Listening to Lahiri speak about the criticism she faced for choosing to write in Italian rather than English, I was struck by how selfishly the Anglosphere has treated her. The public has tried to interpret her, to box her in and to claim ownership over her stories. Again and again, she’s been asked to explain herself. And no answer she gives ever seems to satisfy, because people aren’t looking for truth: They’re looking for confirmation of their own idea of who she’s supposed to be, not who she actually is as a writer. Creativity often becomes political whether the artist intended it or not. But writing should not have to serve anyone’s agenda.
In its truest form, the act of writing is one of the few human activities that can exist outside of validation, approval or consensus. Writing begins in solitude, before the audience enters the room. It requires no permission to begin and no justification to continue. It is an act of autonomy where one can decide for oneself what deserves attention, what deserves language and what deserves permanence.
To write is to be radically free. It is to insist that expression itself, not its reception, is the point. And in that freedom, we come closest to what it means to be fully sentient, alive beings.
Radical freedom is not rebellion, which remains dependent on what it resists. Radical freedom is quieter and more difficult because it is the decision to think, live and create without defining oneself against anything at all. It’s the ability to exist outside the frameworks that require explanation or conformity.
That kind of total freedom can feel intimidating.
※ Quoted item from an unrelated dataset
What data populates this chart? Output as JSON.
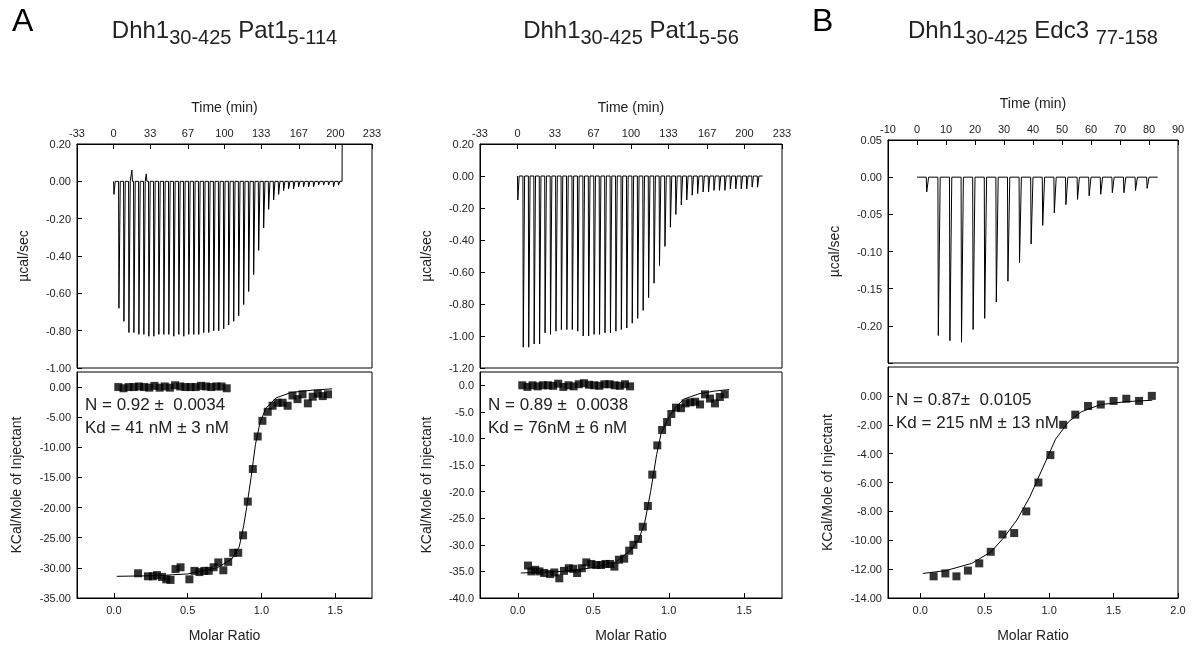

To live or write authentically often means stepping away from what is recognizable. It requires faith that meaning does not need to be understood to be real. That ambiguity also holds immense possibility. Every time I write, I rediscover that I can begin again. I can transform, contradict myself and still remain whole.
The world will always try to make sense of us, to assign categories and determine intentions. But creative writing offers a refuge from that. Lahiri’s bravery and resistance sets an example that is both inspiring and promising for writers everywhere.